Friday’s AM fix was USD 1,196.50, EUR 1,090.60 and GBP 787.85 per ounce.
Gold fell 2.7% percent or $32.30 and closed at $1,165.70 an ounce Friday, while silver slid 2.1% or $0.34 to $15.87 an ounce. Gold and silver finished down for the week -3.75% and -4.22% respectively.
Gold for immediate delivery rose and then dropped back as the U.S. dollar’s rally and Friday’s nonfarm payrolls report increased speculation that the U.S. Fed will raise interest rates sooner rather than later.
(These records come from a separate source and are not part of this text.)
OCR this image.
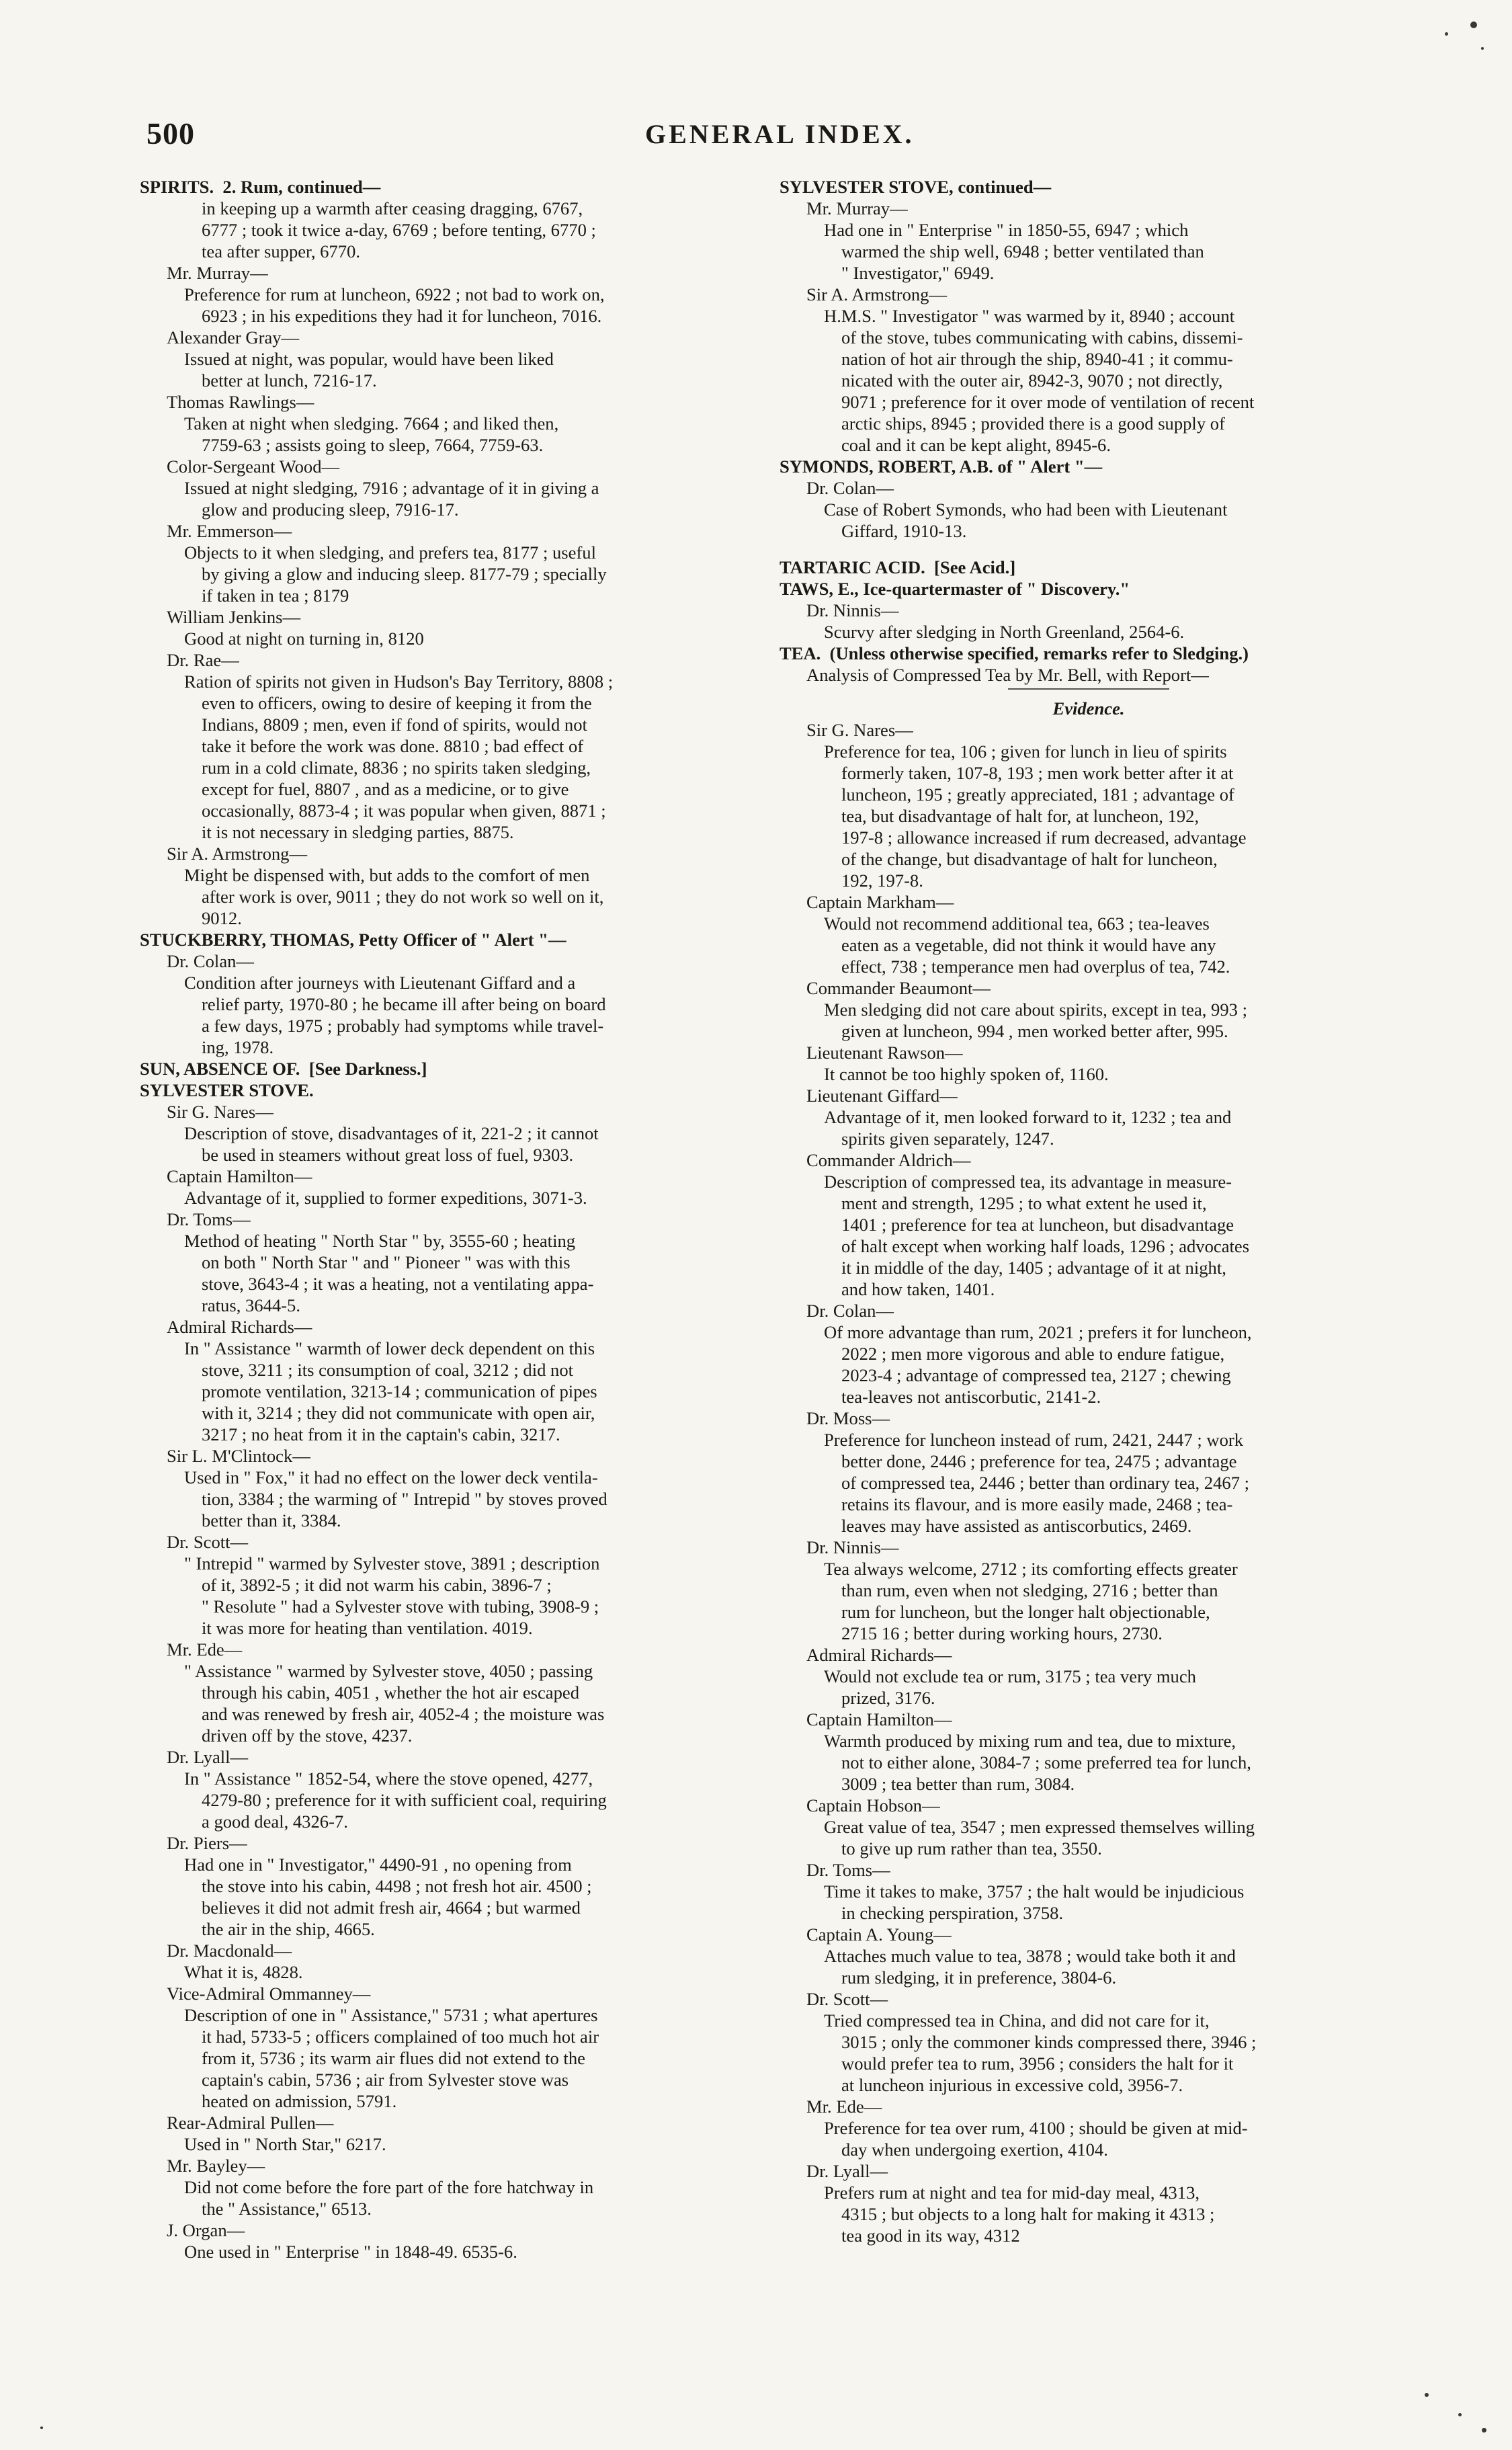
500	GENERAL INDEX.
SPIRITS.  2. Rum, continued—
in keeping up a warmth after ceasing dragging, 6767,
6777 ; took it twice a-day, 6769 ; before tenting, 6770 ;
tea after supper, 6770.
Mr. Murray—
Preference for rum at luncheon, 6922 ; not bad to work on,
6923 ; in his expeditions they had it for luncheon, 7016.
Alexander Gray—
Issued at night, was popular, would have been liked
better at lunch, 7216-17.
Thomas Rawlings—
Taken at night when sledging. 7664 ; and liked then,
7759-63 ; assists going to sleep, 7664, 7759-63.
Color-Sergeant Wood—
Issued at night sledging, 7916 ; advantage of it in giving a
glow and producing sleep, 7916-17.
Mr. Emmerson—
Objects to it when sledging, and prefers tea, 8177 ; useful
by giving a glow and inducing sleep. 8177-79 ; specially
if taken in tea ; 8179
William Jenkins—
Good at night on turning in, 8120
Dr. Rae—
Ration of spirits not given in Hudson's Bay Territory, 8808 ;
even to officers, owing to desire of keeping it from the
Indians, 8809 ; men, even if fond of spirits, would not
take it before the work was done. 8810 ; bad effect of
rum in a cold climate, 8836 ; no spirits taken sledging,
except for fuel, 8807 , and as a medicine, or to give
occasionally, 8873-4 ; it was popular when given, 8871 ;
it is not necessary in sledging parties, 8875.
Sir A. Armstrong—
Might be dispensed with, but adds to the comfort of men
after work is over, 9011 ; they do not work so well on it,
9012.
STUCKBERRY, THOMAS, Petty Officer of " Alert "—
Dr. Colan—
Condition after journeys with Lieutenant Giffard and a
relief party, 1970-80 ; he became ill after being on board
a few days, 1975 ; probably had symptoms while travel-
ing, 1978.
SUN, ABSENCE OF.  [See Darkness.]
SYLVESTER STOVE.
Sir G. Nares—
Description of stove, disadvantages of it, 221-2 ; it cannot
be used in steamers without great loss of fuel, 9303.
Captain Hamilton—
Advantage of it, supplied to former expeditions, 3071-3.
Dr. Toms—
Method of heating " North Star " by, 3555-60 ; heating
on both " North Star " and " Pioneer " was with this
stove, 3643-4 ; it was a heating, not a ventilating appa-
ratus, 3644-5.
Admiral Richards—
In " Assistance " warmth of lower deck dependent on this
stove, 3211 ; its consumption of coal, 3212 ; did not
promote ventilation, 3213-14 ; communication of pipes
with it, 3214 ; they did not communicate with open air,
3217 ; no heat from it in the captain's cabin, 3217.
Sir L. M'Clintock—
Used in " Fox," it had no effect on the lower deck ventila-
tion, 3384 ; the warming of " Intrepid " by stoves proved
better than it, 3384.
Dr. Scott—
" Intrepid " warmed by Sylvester stove, 3891 ; description
of it, 3892-5 ; it did not warm his cabin, 3896-7 ;
" Resolute " had a Sylvester stove with tubing, 3908-9 ;
it was more for heating than ventilation. 4019.
Mr. Ede—
" Assistance " warmed by Sylvester stove, 4050 ; passing
through his cabin, 4051 , whether the hot air escaped
and was renewed by fresh air, 4052-4 ; the moisture was
driven off by the stove, 4237.
Dr. Lyall—
In " Assistance " 1852-54, where the stove opened, 4277,
4279-80 ; preference for it with sufficient coal, requiring
a good deal, 4326-7.
Dr. Piers—
Had one in " Investigator," 4490-91 , no opening from
the stove into his cabin, 4498 ; not fresh hot air. 4500 ;
believes it did not admit fresh air, 4664 ; but warmed
the air in the ship, 4665.
Dr. Macdonald—
What it is, 4828.
Vice-Admiral Ommanney—
Description of one in " Assistance," 5731 ; what apertures
it had, 5733-5 ; officers complained of too much hot air
from it, 5736 ; its warm air flues did not extend to the
captain's cabin, 5736 ; air from Sylvester stove was
heated on admission, 5791.
Rear-Admiral Pullen—
Used in " North Star," 6217.
Mr. Bayley—
Did not come before the fore part of the fore hatchway in
the " Assistance," 6513.
J. Organ—
One used in " Enterprise " in 1848-49. 6535-6.
SYLVESTER STOVE, continued—
Mr. Murray—
Had one in " Enterprise " in 1850-55, 6947 ; which
warmed the ship well, 6948 ; better ventilated than
" Investigator," 6949.
Sir A. Armstrong—
H.M.S. " Investigator " was warmed by it, 8940 ; account
of the stove, tubes communicating with cabins, dissemi-
nation of hot air through the ship, 8940-41 ; it commu-
nicated with the outer air, 8942-3, 9070 ; not directly,
9071 ; preference for it over mode of ventilation of recent
arctic ships, 8945 ; provided there is a good supply of
coal and it can be kept alight, 8945-6.
SYMONDS, ROBERT, A.B. of " Alert "—
Dr. Colan—
Case of Robert Symonds, who had been with Lieutenant
Giffard, 1910-13.
TARTARIC ACID.  [See Acid.]
TAWS, E., Ice-quartermaster of " Discovery."
Dr. Ninnis—
Scurvy after sledging in North Greenland, 2564-6.
TEA.  (Unless otherwise specified, remarks refer to Sledging.)
Analysis of Compressed Tea by Mr. Bell, with Report—
Evidence.
Sir G. Nares—
Preference for tea, 106 ; given for lunch in lieu of spirits
formerly taken, 107-8, 193 ; men work better after it at
luncheon, 195 ; greatly appreciated, 181 ; advantage of
tea, but disadvantage of halt for, at luncheon, 192,
197-8 ; allowance increased if rum decreased, advantage
of the change, but disadvantage of halt for luncheon,
192, 197-8.
Captain Markham—
Would not recommend additional tea, 663 ; tea-leaves
eaten as a vegetable, did not think it would have any
effect, 738 ; temperance men had overplus of tea, 742.
Commander Beaumont—
Men sledging did not care about spirits, except in tea, 993 ;
given at luncheon, 994 , men worked better after, 995.
Lieutenant Rawson—
It cannot be too highly spoken of, 1160.
Lieutenant Giffard—
Advantage of it, men looked forward to it, 1232 ; tea and
spirits given separately, 1247.
Commander Aldrich—
Description of compressed tea, its advantage in measure-
ment and strength, 1295 ; to what extent he used it,
1401 ; preference for tea at luncheon, but disadvantage
of halt except when working half loads, 1296 ; advocates
it in middle of the day, 1405 ; advantage of it at night,
and how taken, 1401.
Dr. Colan—
Of more advantage than rum, 2021 ; prefers it for luncheon,
2022 ; men more vigorous and able to endure fatigue,
2023-4 ; advantage of compressed tea, 2127 ; chewing
tea-leaves not antiscorbutic, 2141-2.
Dr. Moss—
Preference for luncheon instead of rum, 2421, 2447 ; work
better done, 2446 ; preference for tea, 2475 ; advantage
of compressed tea, 2446 ; better than ordinary tea, 2467 ;
retains its flavour, and is more easily made, 2468 ; tea-
leaves may have assisted as antiscorbutics, 2469.
Dr. Ninnis—
Tea always welcome, 2712 ; its comforting effects greater
than rum, even when not sledging, 2716 ; better than
rum for luncheon, but the longer halt objectionable,
2715 16 ; better during working hours, 2730.
Admiral Richards—
Would not exclude tea or rum, 3175 ; tea very much
prized, 3176.
Captain Hamilton—
Warmth produced by mixing rum and tea, due to mixture,
not to either alone, 3084-7 ; some preferred tea for lunch,
3009 ; tea better than rum, 3084.
Captain Hobson—
Great value of tea, 3547 ; men expressed themselves willing
to give up rum rather than tea, 3550.
Dr. Toms—
Time it takes to make, 3757 ; the halt would be injudicious
in checking perspiration, 3758.
Captain A. Young—
Attaches much value to tea, 3878 ; would take both it and
rum sledging, it in preference, 3804-6.
Dr. Scott—
Tried compressed tea in China, and did not care for it,
3015 ; only the commoner kinds compressed there, 3946 ;
would prefer tea to rum, 3956 ; considers the halt for it
at luncheon injurious in excessive cold, 3956-7.
Mr. Ede—
Preference for tea over rum, 4100 ; should be given at mid-
day when undergoing exertion, 4104.
Dr. Lyall—
Prefers rum at night and tea for mid-day meal, 4313,
4315 ; but objects to a long halt for making it 4313 ;
tea good in its way, 4312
Spot gold climbed 0.5 percent to $1,173.26 an ounce in late morning trading in London. It fell nearly 2.7 percent on Friday, its biggest one day drop since Oct. 1, 2013.
On Friday, the yellow metal reached its lowest price since December 1st, at $1,163.45 per ounce just after the U.S. nonfarm payrolls were released. The U.S unemployment rate reached its lowest level since 2008.
Asian premiums on the SGE have climbed to between $5 and $6 this morning up from $4 to $5 in the prior session.
Silver for immediate delivery fell to its lowest in 8 weeks at $15.69 an ounce in earlier trade before trading up 0.1 percent at $15.92. Palladium was up 0.5 percent at $819.75 an ounce, while platinum fell to $1,145.95 an ounce reaching its lowest price since July 2009.